Yeah, I'm on the right track. Yesterday and today seemed to be pretty 'good eye' days.
It does seem that in the past week or so I have been particularly moody: up and down, which is not very normal for me. I try not to let it affect my behavior, especially towards others, but I mostly notice it in my internal dialogue. One day I'll be very happy, and then another day I'll be really irritated, and I'll allow for negative feelings to take control--except it doesn't really feel like a choice.
Also, this weekend for some reason I was extremely exhausted and I slept a ton. And even on one of my days in which I slept for around 11 hours, I still wanted to sleep later on in the day. Now that I'm in the week, I probably was so tired because I needed the sleep. I think it's probably because vision therapy, especially productive vision therapy which is actually doing something in the brain, is exhausting.

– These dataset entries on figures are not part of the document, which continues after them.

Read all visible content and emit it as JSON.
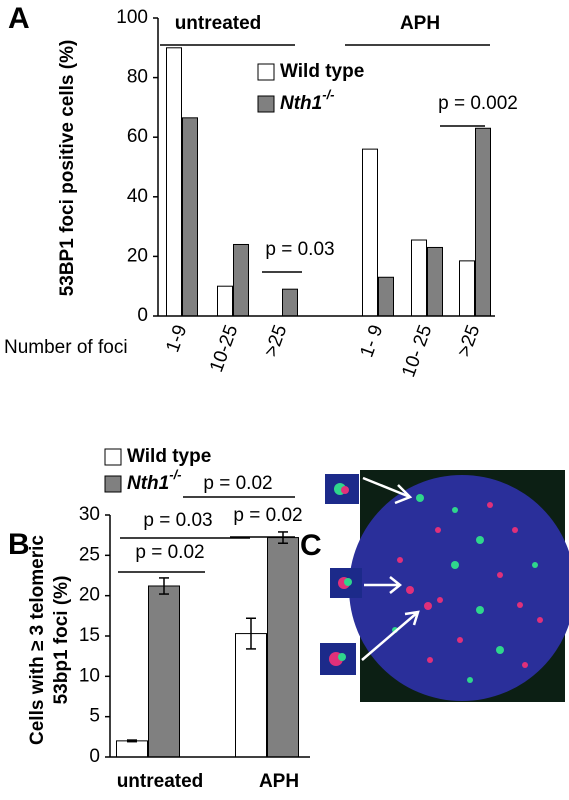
{
  "chart_data": [
    {
      "type": "bar",
      "panel": "A",
      "ylabel": "53BP1 foci positive cells (%)",
      "xlabel": "Number of foci",
      "group_labels": [
        "untreated",
        "APH"
      ],
      "categories": [
        "1-9",
        "10-25",
        ">25",
        "1- 9",
        "10- 25",
        ">25"
      ],
      "series": [
        {
          "name": "Wild type",
          "color": "#ffffff",
          "values": [
            90,
            10,
            0,
            56,
            25.5,
            18.5
          ]
        },
        {
          "name": "Nth1",
          "superscript": "-/-",
          "color": "#808080",
          "values": [
            66.5,
            24,
            9,
            13,
            23,
            63
          ]
        }
      ],
      "ylim": [
        0,
        100
      ],
      "yticks": [
        0,
        20,
        40,
        60,
        80,
        100
      ],
      "annotations": [
        "p = 0.03",
        "p = 0.002"
      ]
    },
    {
      "type": "bar",
      "panel": "B",
      "ylabel": [
        "Cells with ≥ 3 telomeric",
        "53bp1 foci (%)"
      ],
      "categories": [
        "untreated",
        "APH"
      ],
      "series": [
        {
          "name": "Wild type",
          "color": "#ffffff",
          "values": [
            2,
            15.3
          ],
          "errors": [
            0.1,
            1.9
          ]
        },
        {
          "name": "Nth1",
          "superscript": "-/-",
          "color": "#808080",
          "values": [
            21.2,
            27.2
          ],
          "errors": [
            1.0,
            0.7
          ]
        }
      ],
      "ylim": [
        0,
        30
      ],
      "yticks": [
        0,
        5,
        10,
        15,
        20,
        25,
        30
      ],
      "annotations": [
        "p = 0.02",
        "p = 0.03",
        "p = 0.02",
        "p = 0.02"
      ]
    }
  ],
  "image_panel": {
    "label": "C"
  }
}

I've heard that vision therapy can do this, and it can also cause mood swings. It makes sense why this could happen. You're causing non-trivial changes in the brain. You're opening a channel through which a flood of new information will enter permanently. Susan Barry talks a bit about these non-trivial changes in Fixing My Gaze, and how she perceived that vision therapy changed her brain's laterality. Now a flood of new information is coming through, and accommodations have to be made for that. I can easily see how that might have cascading non-visual-specific effects on the brain. She mentioned greater ability and facility in processing information in a left-handed way (detail-oriented), and right-handed way (big picture, holistic) simultaneously.
That's actually another reason that I want to recover stereopsis which I didn't mentioned in this post, Does stereoscopic vision really make that big of a difference?: experiencing life with a stereo brain--not just the stereo vision, but all of that which it entails; having a fully-functional brain, made as nature intended.
We talked a little bit about that in DIY. It was suggested by a member of the group that people with strabismus may have higher levels of anxiety than people on average. I should really keep my mouth shut, because I don't know of any data which suggests that this is true. But if I was forced to guess, I would say that it's true.
When hearing about the experience of people who recovered stereopsis, one of the most common things I hear is something along the lines of 'The world feels more real. I feel more confident in navigating through the world.'.
If you feel more confident, you're going to have a greater sense of control. I'm no psychologist, although I'm really interested in psychology. It's my understanding that having a sense of control over one's environment is extremely important for a person's psychological health--and this is not just for humans, but all animals. And if you're less confident than others on average, I could easily see how this could increase the likelihood of one developing different neuroses.
Anyway... enough speculation. Off to the closet.